UIUC header
Mias_header2

2008 Summer Tutorials



All tutorials will occur in room 3405 of the Siebel Center

As part of the MIAS Data Sciences Summer Institute, renowned faculty from the University of Illinois Department of Computer Science will offer a collection of short courses designed to introduce students, scientists, and researchers to a variety of practices and software tools designed at UIUC in support of knowledge discovery.
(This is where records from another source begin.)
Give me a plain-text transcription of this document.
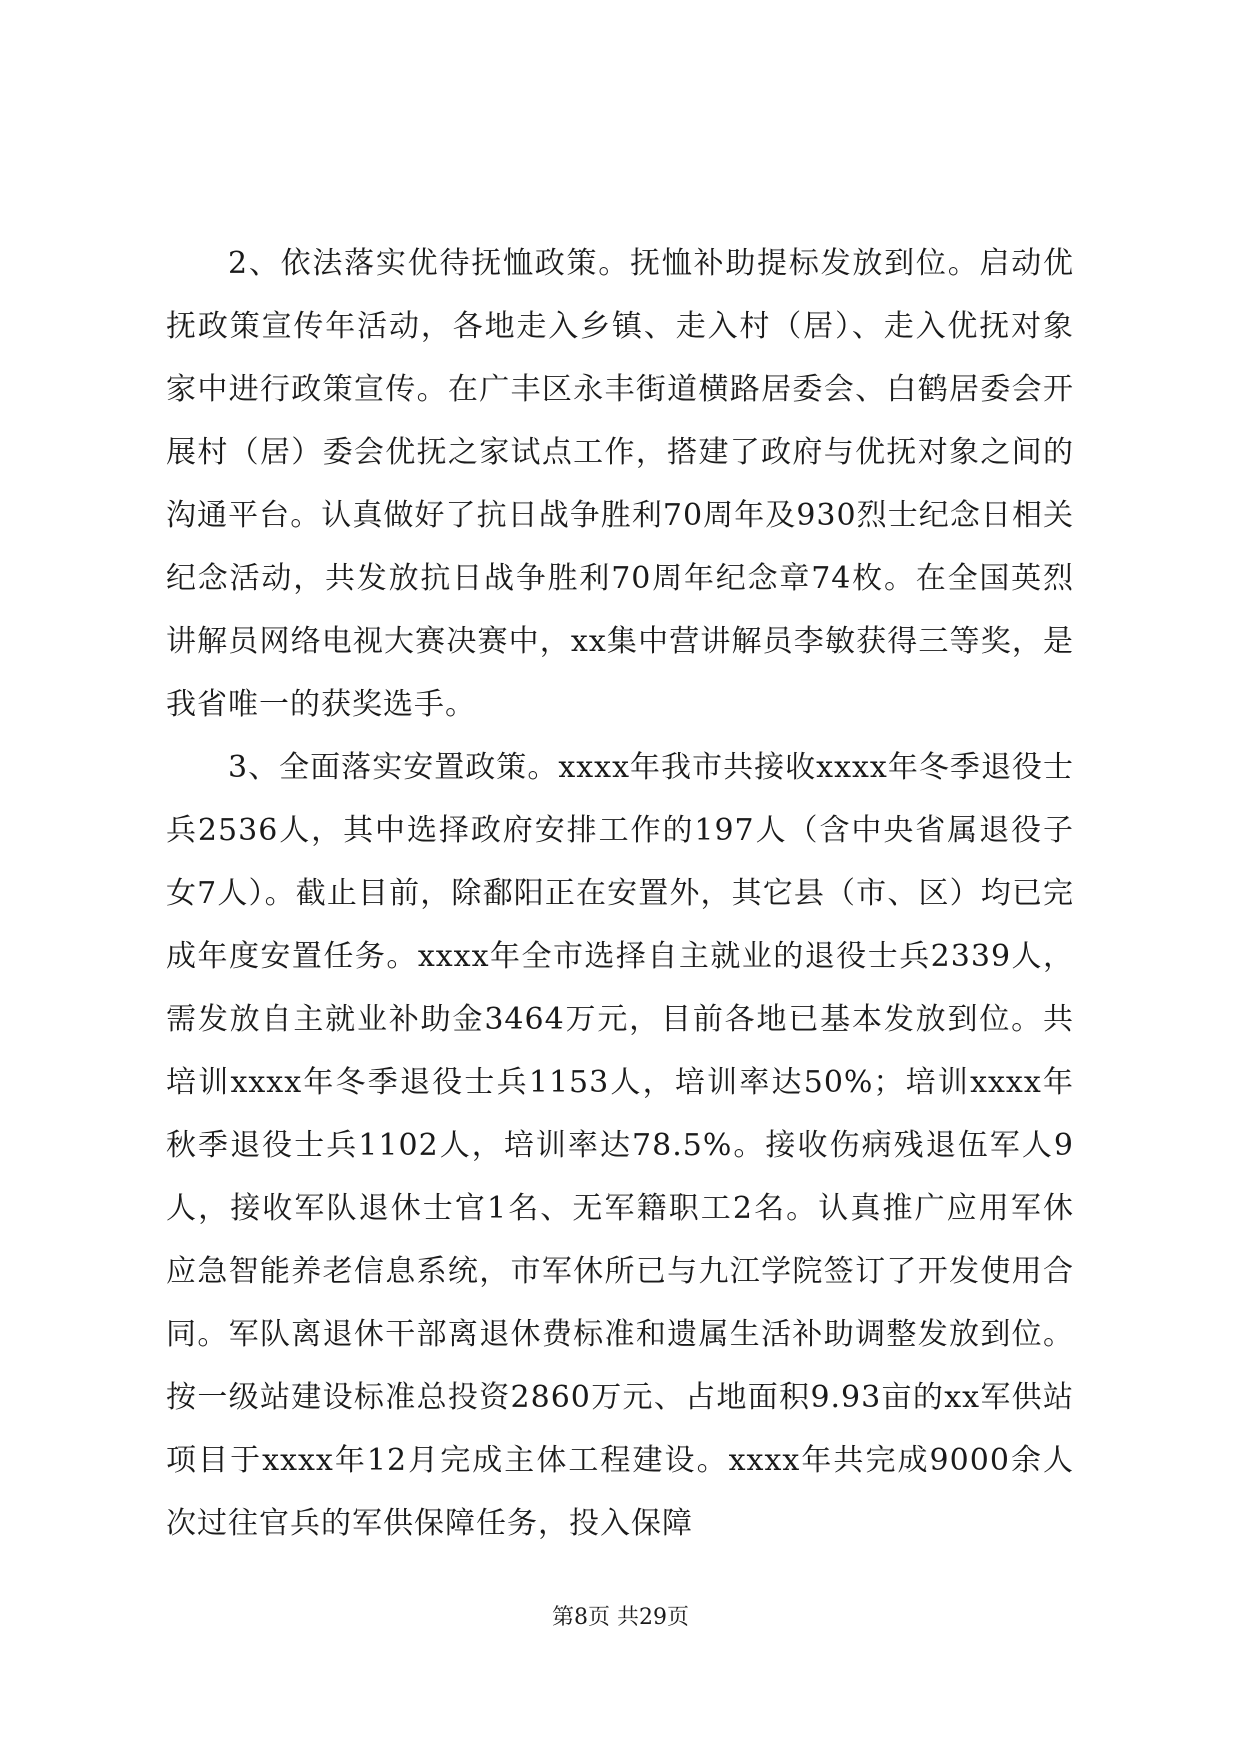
2、依法落实优待抚恤政策。抚恤补助提标发放到位。启动优抚政策宣传年活动，各地走入乡镇、走入村（居）、走入优抚对象家中进行政策宣传。在广丰区永丰街道横路居委会、白鹤居委会开展村（居）委会优抚之家试点工作，搭建了政府与优抚对象之间的沟通平台。认真做好了抗日战争胜利70周年及930烈士纪念日相关纪念活动，共发放抗日战争胜利70周年纪念章74枚。在全国英烈讲解员网络电视大赛决赛中，xx集中营讲解员李敏获得三等奖，是我省唯一的获奖选手。

3、全面落实安置政策。xxxx年我市共接收xxxx年冬季退役士兵2536人，其中选择政府安排工作的197人（含中央省属退役子女7人）。截止目前，除鄱阳正在安置外，其它县（市、区）均已完成年度安置任务。xxxx年全市选择自主就业的退役士兵2339人，需发放自主就业补助金3464万元，目前各地已基本发放到位。共培训xxxx年冬季退役士兵1153人，培训率达50%；培训xxxx年秋季退役士兵1102人，培训率达78.5%。接收伤病残退伍军人9人，接收军队退休士官1名、无军籍职工2名。认真推广应用军休应急智能养老信息系统，市军休所已与九江学院签订了开发使用合同。军队离退休干部离退休费标准和遗属生活补助调整发放到位。按一级站建设标准总投资2860万元、占地面积9.93亩的xx军供站项目于xxxx年12月完成主体工程建设。xxxx年共完成9000余人次过往官兵的军供保障任务，投入保障

第8页 共29页
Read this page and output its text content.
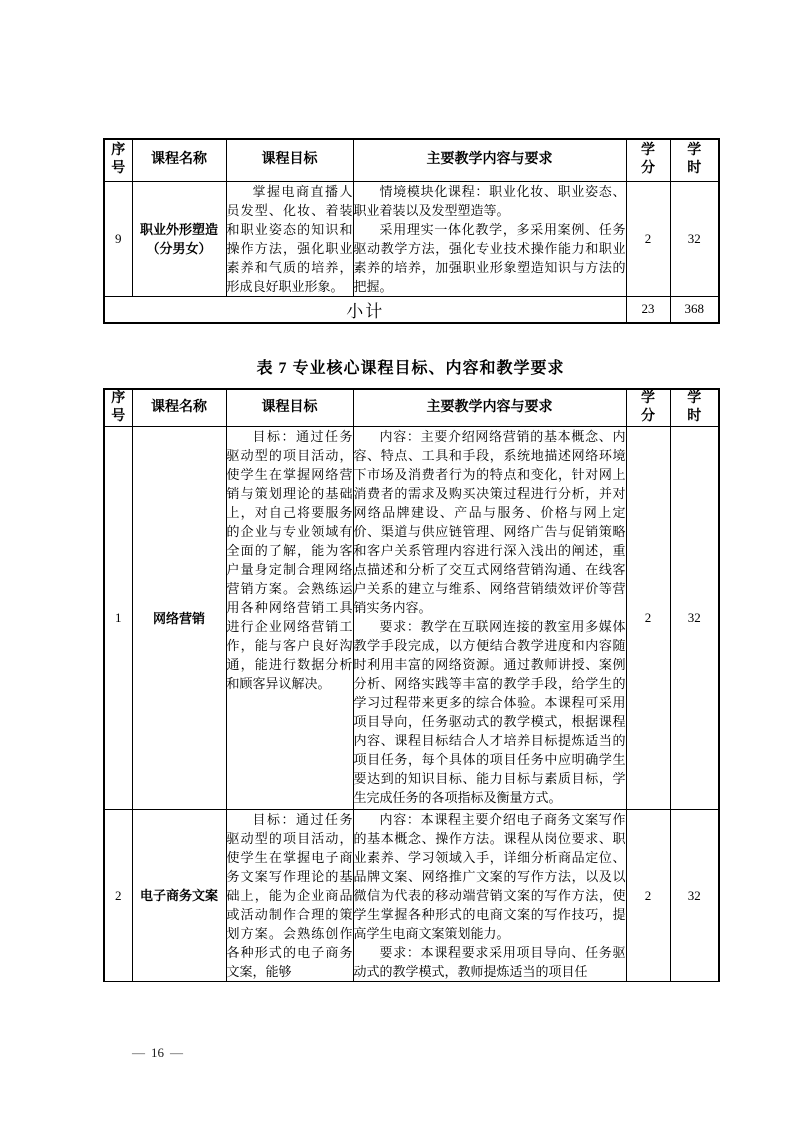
序号	课程名称	课程目标	主要教学内容与要求	学分	学时
9	职业外形塑造（分男女）	掌握电商直播人员发型、化妆、着装和职业姿态的知识和操作方法，强化职业素养和气质的培养，形成良好职业形象。	情境模块化课程：职业化妆、职业姿态、职业着装以及发型塑造等。

采用理实一体化教学，多采用案例、任务驱动教学方法，强化专业技术操作能力和职业素养的培养，加强职业形象塑造知识与方法的把握。	2	32
小计				23	368
表 7 专业核心课程目标、内容和教学要求
序号	课程名称	课程目标	主要教学内容与要求	学分	学时
1	网络营销	目标：通过任务驱动型的项目活动，使学生在掌握网络营销与策划理论的基础上，对自己将要服务的企业与专业领域有全面的了解，能为客户量身定制合理网络营销方案。会熟练运用各种网络营销工具进行企业网络营销工作，能与客户良好沟通，能进行数据分析和顾客异议解决。	内容：主要介绍网络营销的基本概念、内容、特点、工具和手段，系统地描述网络环境下市场及消费者行为的特点和变化，针对网上消费者的需求及购买决策过程进行分析，并对网络品牌建设、产品与服务、价格与网上定价、渠道与供应链管理、网络广告与促销策略和客户关系管理内容进行深入浅出的阐述，重点描述和分析了交互式网络营销沟通、在线客户关系的建立与维系、网络营销绩效评价等营销实务内容。

要求：教学在互联网连接的教室用多媒体教学手段完成，以方便结合教学进度和内容随时利用丰富的网络资源。通过教师讲授、案例分析、网络实践等丰富的教学手段，给学生的学习过程带来更多的综合体验。本课程可采用项目导向，任务驱动式的教学模式，根据课程内容、课程目标结合人才培养目标提炼适当的项目任务，每个具体的项目任务中应明确学生要达到的知识目标、能力目标与素质目标，学生完成任务的各项指标及衡量方式。	2	32
2	电子商务文案	目标：通过任务驱动型的项目活动，使学生在掌握电子商务文案写作理论的基础上，能为企业商品或活动制作合理的策划方案。会熟练创作各种形式的电子商务文案，能够	内容：本课程主要介绍电子商务文案写作的基本概念、操作方法。课程从岗位要求、职业素养、学习领域入手，详细分析商品定位、品牌文案、网络推广文案的写作方法，以及以微信为代表的移动端营销文案的写作方法，使学生掌握各种形式的电商文案的写作技巧，提高学生电商文案策划能力。

要求：本课程要求采用项目导向、任务驱动式的教学模式，教师提炼适当的项目任	2	32
— 16 —
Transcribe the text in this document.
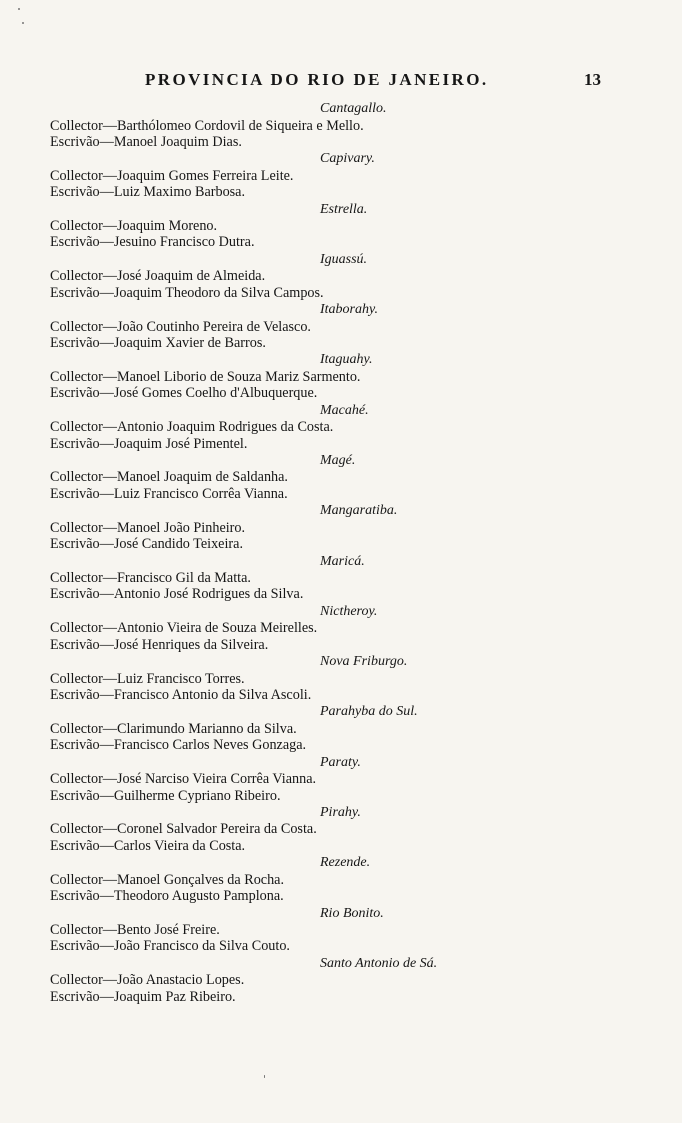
PROVINCIA DO RIO DE JANEIRO.	13
Cantagallo.
Collector—Barthólomeo Cordovil de Siqueira e Mello.
Escrivão—Manoel Joaquim Dias.
Capivary.
Collector—Joaquim Gomes Ferreira Leite.
Escrivão—Luiz Maximo Barbosa.
Estrella.
Collector—Joaquim Moreno.
Escrivão—Jesuino Francisco Dutra.
Iguassú.
Collector—José Joaquim de Almeida.
Escrivão—Joaquim Theodoro da Silva Campos.
Itaborahy.
Collector—João Coutinho Pereira de Velasco.
Escrivão—Joaquim Xavier de Barros.
Itaguahy.
Collector—Manoel Liborio de Souza Mariz Sarmento.
Escrivão—José Gomes Coelho d'Albuquerque.
Macahé.
Collector—Antonio Joaquim Rodrigues da Costa.
Escrivão—Joaquim José Pimentel.
Magé.
Collector—Manoel Joaquim de Saldanha.
Escrivão—Luiz Francisco Corrêa Vianna.
Mangaratiba.
Collector—Manoel João Pinheiro.
Escrivão—José Candido Teixeira.
Maricá.
Collector—Francisco Gil da Matta.
Escrivão—Antonio José Rodrigues da Silva.
Nictheroy.
Collector—Antonio Vieira de Souza Meirelles.
Escrivão—José Henriques da Silveira.
Nova Friburgo.
Collector—Luiz Francisco Torres.
Escrivão—Francisco Antonio da Silva Ascoli.
Parahyba do Sul.
Collector—Clarimundo Marianno da Silva.
Escrivão—Francisco Carlos Neves Gonzaga.
Paraty.
Collector—José Narciso Vieira Corrêa Vianna.
Escrivão—Guilherme Cypriano Ribeiro.
Pirahy.
Collector—Coronel Salvador Pereira da Costa.
Escrivão—Carlos Vieira da Costa.
Rezende.
Collector—Manoel Gonçalves da Rocha.
Escrivão—Theodoro Augusto Pamplona.
Rio Bonito.
Collector—Bento José Freire.
Escrivão—João Francisco da Silva Couto.
Santo Antonio de Sá.
Collector—João Anastacio Lopes.
Escrivão—Joaquim Paz Ribeiro.
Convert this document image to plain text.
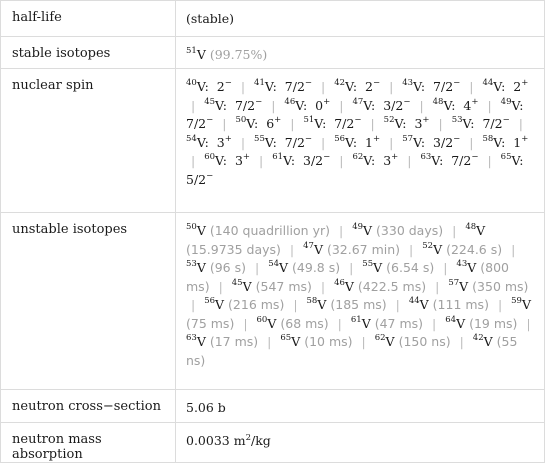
half-life	(stable)
stable isotopes	$^{51}$V (99.75%)
nuclear spin	$^{40}$V: 2− | $^{41}$V: 7/2− | $^{42}$V: 2− | $^{43}$V: 7/2− | $^{44}$V: 2+ | $^{45}$V: 7/2− | $^{46}$V: 0+ | $^{47}$V: 3/2− | $^{48}$V: 4+ | $^{49}$V:  7/2− | $^{50}$V: 6+ | $^{51}$V: 7/2− | $^{52}$V: 3+ | $^{53}$V: 7/2− | $^{54}$V: 3+ | $^{55}$V: 7/2− | $^{56}$V: 1+ | $^{57}$V: 3/2− | $^{58}$V: 1+ | $^{60}$V: 3+ | $^{61}$V: 3/2− | $^{62}$V: 3+ | $^{63}$V: 7/2− | $^{65}$V:  5/2−
unstable isotopes	$^{50}$V (140 quadrillion yr) | $^{49}$V (330 days) | $^{48}$V (15.9735 days) | $^{47}$V (32.67 min) | $^{52}$V (224.6 s) | $^{53}$V (96 s) | $^{54}$V (49.8 s) | $^{55}$V (6.54 s) | $^{43}$V (800 ms) | $^{45}$V (547 ms) | $^{46}$V (422.5 ms) | $^{57}$V (350 ms) | $^{56}$V (216 ms) | $^{58}$V (185 ms) | $^{44}$V (111 ms) | $^{59}$V (75 ms) | $^{60}$V (68 ms) | $^{61}$V (47 ms) | $^{64}$V (19 ms) | $^{63}$V (17 ms) | $^{65}$V (10 ms) | $^{62}$V (150 ns) | $^{42}$V (55 ns)
neutron cross−section	5.06 b
neutron mass absorption	0.0033 $m^2/kg$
Because the tutorials are taught by some of the most innovative scientists in the world, the content will be up-to-the-moment and keenly relevant.

Enrollment in the tutorial includes the 15 hour course (over 5 days) and the opportunity to explore the possibility of collaboration with university faculty on projects of joint interest.

5/20-5/23 Accessing Multi-Modal Structured and Unstructured Information: Building Data-Aware Search Systems

Tue: 10am-12, 1-4pm
Wed, Thur, Fri: 1-4pm

Kevin Chang
Information abounds on the Internet, in multiple modalities and in structured and unstructured forms-- How can we access such information effectively? This tutorial will give a system perspective for building "data-aware" search services. First, to concretely study a novel search system, we will present the anatomy of "entity search"-- a new type of search for reaching directly to data entities (emails, phones, locations, etc.). Second, to develop new search services, we will introduce pertinent techniques, such as data crawling, information extraction, image recognition, inverted indexing and searching, and database querying. Each topic will highlight existing tools and resources, and emphasize hands-on exercises. Overall, this tutorial will lay the foundation for students to get started with their research projects.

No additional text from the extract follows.